4.9. Microarray Processing and Analysis

Total RNA was extracted from 8 tumor xenografts exposed to CIN, AC-265347 or their vehicle. Genome-wide expression analysis was performed using Affymetrix ClarionTM S Assay for human samples (Affymetrix, Santa Cruz, CA, USA) following manufacturer’s protocol. Microarrays data were analyzed as previously described [9]. Differentially expressed genes (p value ≤ 0.05 and LogFC ≥ 1) obtained from comparing eight tumors of each treatment group were used for a gene enrichment analysis against the Gene Ontology using Enrichr [44,45]. A less restrictive gene set (p value ≤ 0.05 and LogFC ≥ 0.35) was also conducted using Enrichr analysis. Microarray data have been deposited in the Gene Expression Omnibus database (Accession number GSE195577).
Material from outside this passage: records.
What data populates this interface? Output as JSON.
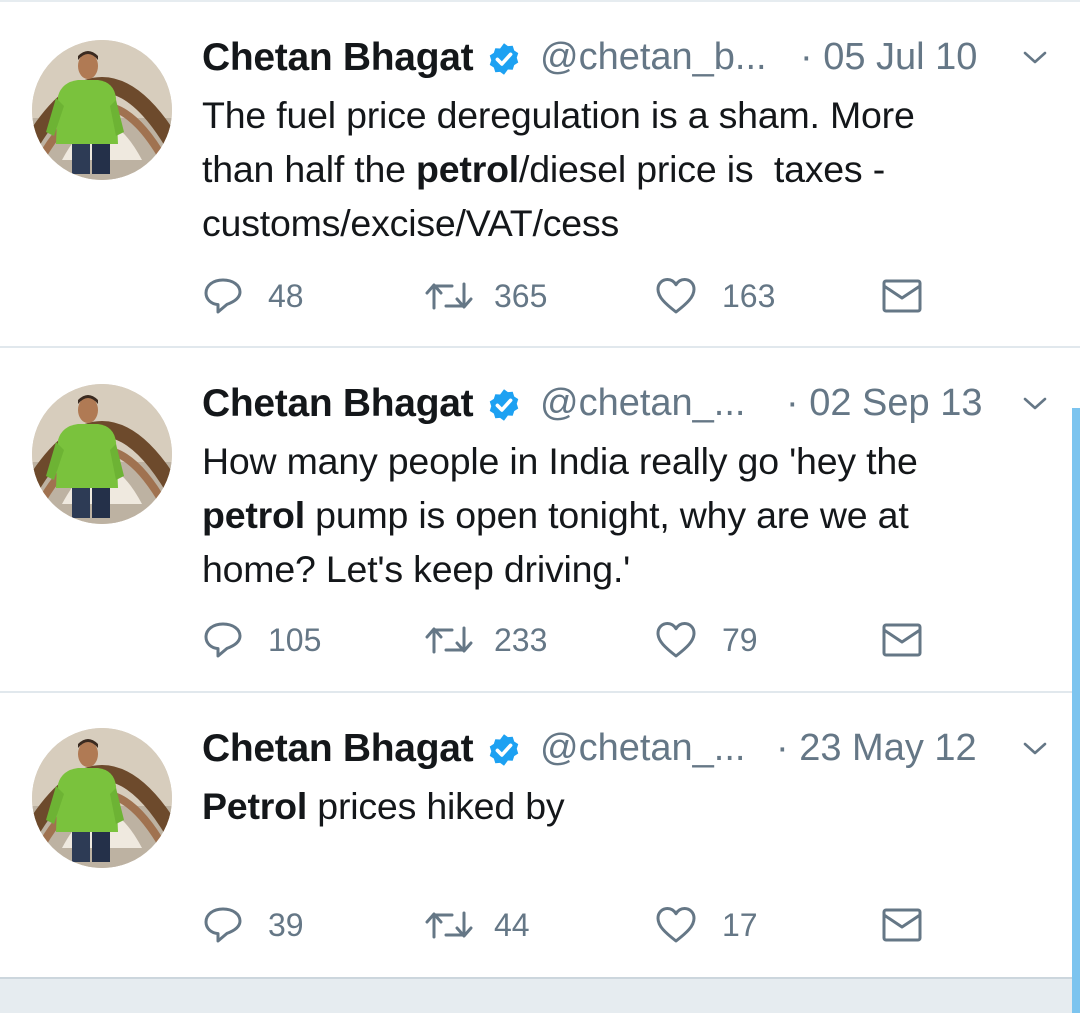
{
  "colors": {
    "text": "#14171a",
    "secondary": "#657786",
    "verified_badge": "#1da1f2",
    "divider": "#e1e8ed",
    "scroll_indicator": "#7cc4ef"
  },
  "icons": {
    "verified": "verified-badge-icon",
    "caret": "chevron-down-icon",
    "reply": "reply-icon",
    "retweet": "retweet-icon",
    "like": "heart-icon",
    "dm": "envelope-icon"
  },
  "tweets": [
    {
      "name": "Chetan Bhagat",
      "handle": "@chetan_b...",
      "date": "· 05 Jul 10",
      "text_html": "The fuel price deregulation is a sham. More\nthan half the <b>petrol</b>/diesel price is  taxes -\ncustoms/excise/VAT/cess",
      "replies": "48",
      "retweets": "365",
      "likes": "163"
    },
    {
      "name": "Chetan Bhagat",
      "handle": "@chetan_...",
      "date": "· 02 Sep 13",
      "text_html": "How many people in India really go 'hey the\n<b>petrol</b> pump is open tonight, why are we at\nhome? Let's keep driving.'",
      "replies": "105",
      "retweets": "233",
      "likes": "79"
    },
    {
      "name": "Chetan Bhagat",
      "handle": "@chetan_...",
      "date": "· 23 May 12",
      "text_html": "<b>Petrol</b> prices hiked by",
      "replies": "39",
      "retweets": "44",
      "likes": "17"
    }
  ]
}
4.10. Statistical Analysis

All statistical analysis was done using GraphPad Prism, version 7.01 for windows (GraphPad Software) Statistical analysis between two groups was calculated using a Mann–Whitney test, a one-way ANOVA with a Dunn’s correction test was used when three or more groups were compared. EFS survival curves were compared using Log-rank statistics with a Bonferroni correction test for multiple comparisons, significance was considered when p < 0.05. Gene expression analysis and IHC quantifications from mouse xenograft models were compared using one-way ANOVA with a Dunn’s post-correction test for multiple comparisons.